# LINEAR REGRESSION

To explain the linear regression formula for a dataset with two feature instances ($x_1$ and $x_2$), where each feature instance has two data points, let's consider a small dataset as an example. In linear regression, we try to fit a model that can predict a dependent variable $y$ based on independent variables $x_1$ and $x_2$.

### Example Dataset:

| Data Point | $x_1$ (Feature 1) | $x_2$ (Feature 2) | $y$ (Target) |
|------------|-------------------|-------------------|--------------|
| 1          | $x_{11}$          | $x_{12}$          | $y_1$        |
| 2          | $x_{21}$          | $x_{22}$          | $y_2$        |

Here, $x_{11}$ and $x_{21}$ are the values of feature $x_1$ for the first and second data points, respectively, and $x_{12}$ and $x_{22}$ are the values of feature $x_2$ for the first and second data points, respectively. $y_1$ and $y_2$ are the target values for the first and second data points, respectively.

### Linear Regression Model:

The linear regression model for this dataset can be represented as:

$\hat{y} = \theta_0 + \theta_1 x_1 + \theta_2 x_2$

In general terms:
$\hat{y} = \theta \cdot x$ 
$\hat{y} = \theta_0 + \theta_1 x_1 + \theta_2 x_2 + ... + \theta_n x_n$

Normal equation (Can be used instead of iterative approach - gradient descend).

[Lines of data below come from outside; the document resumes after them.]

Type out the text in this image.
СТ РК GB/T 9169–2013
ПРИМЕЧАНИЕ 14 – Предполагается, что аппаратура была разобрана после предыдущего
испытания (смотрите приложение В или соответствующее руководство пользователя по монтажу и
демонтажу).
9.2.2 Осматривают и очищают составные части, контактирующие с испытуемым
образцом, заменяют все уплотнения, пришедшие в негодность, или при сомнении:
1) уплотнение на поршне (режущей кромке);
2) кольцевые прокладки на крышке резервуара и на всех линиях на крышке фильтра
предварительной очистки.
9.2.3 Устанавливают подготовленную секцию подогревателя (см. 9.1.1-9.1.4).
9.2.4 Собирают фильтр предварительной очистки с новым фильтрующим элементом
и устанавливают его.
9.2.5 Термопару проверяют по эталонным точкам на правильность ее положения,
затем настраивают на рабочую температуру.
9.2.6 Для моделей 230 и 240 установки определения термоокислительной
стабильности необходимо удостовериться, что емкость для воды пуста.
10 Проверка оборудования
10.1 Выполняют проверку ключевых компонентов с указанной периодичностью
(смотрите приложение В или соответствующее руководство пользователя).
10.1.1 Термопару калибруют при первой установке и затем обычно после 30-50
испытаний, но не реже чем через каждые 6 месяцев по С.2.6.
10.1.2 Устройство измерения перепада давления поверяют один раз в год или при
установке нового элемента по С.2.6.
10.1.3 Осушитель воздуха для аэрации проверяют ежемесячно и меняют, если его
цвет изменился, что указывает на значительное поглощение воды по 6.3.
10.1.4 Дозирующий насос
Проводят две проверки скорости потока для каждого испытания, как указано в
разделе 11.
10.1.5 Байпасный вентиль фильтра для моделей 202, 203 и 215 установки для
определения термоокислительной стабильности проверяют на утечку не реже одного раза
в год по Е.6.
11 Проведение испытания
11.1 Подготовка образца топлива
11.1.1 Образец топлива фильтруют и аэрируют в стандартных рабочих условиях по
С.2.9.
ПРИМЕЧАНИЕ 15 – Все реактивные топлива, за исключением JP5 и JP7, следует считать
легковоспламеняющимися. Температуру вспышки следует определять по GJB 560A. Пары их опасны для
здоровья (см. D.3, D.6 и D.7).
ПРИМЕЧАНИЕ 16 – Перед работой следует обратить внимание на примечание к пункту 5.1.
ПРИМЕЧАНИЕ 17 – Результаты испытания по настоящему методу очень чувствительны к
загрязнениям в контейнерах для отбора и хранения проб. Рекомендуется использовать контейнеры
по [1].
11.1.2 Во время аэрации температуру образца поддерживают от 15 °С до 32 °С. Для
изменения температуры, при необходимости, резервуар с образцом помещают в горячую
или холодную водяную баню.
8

This will spit out result directly:
$\theta = (X^T \cdot X)^{-1} \cdot X^T \cdot y$

Where:
- $ \hat{y} $ is the predicted value of the target variable.
- $ \theta_0 $ is the intercept term.
- $ \theta_1 $ and $ \theta_2 $ are the coefficients for features $x_1$ and $x_2$, respectively, which represent the influence of each feature on the target variable.

### Objective:

The objective in linear regression is to find the values of $ \theta_0 $, $ \theta_1 $, and $ \theta_2 $ that minimize the difference between the predicted values $ \hat{y} $ and the actual target values $ y $ in the dataset. This is typically achieved by minimizing a cost function, such as the Mean Squared Error (MSE), which is defined as:

$MSE = \frac{1}{n} \sum_{i=1}^{n} (y_i - \hat{y}_i)^2$

For our dataset with two data points, this becomes:

$MSE = \frac{1}{2} \left[ (y_1 - (\theta_0 + \theta_1 x_{11} + \theta_2 x_{12}))^2 + (y_2 - (\theta_0 + \theta_1 x_{21} + \theta_2 x_{22}))^2 \right]$

### Solution:

The values of $ \theta_0 $, $ \theta_1 $, and $ \theta_2 $ that minimize the MSE can be found using various methods, including analytical solutions such as the Normal Equation in the case of linear regression without regularization, or iterative optimization methods such as Gradient Descent.

### Interpretation:

Once the optimal values of $ \theta_0 $, $ \theta_1 $, and $ \theta_2 $ are found, the linear regression model can predict the target variable $ y $ for any given values of $ x_1 $ and $ x_2 $ using the formula:

$\hat{y} = \theta_0 + \theta_1 x_1 + \theta_2 x_2$

This model assumes a linear relationship between the features ($x_1$ and $x_2\)) and the target variable ($y\)), and the coefficients ($ \theta_1 $ and $ \theta_2 \)) quantify the strength and direction of the relationship between each feature and the target.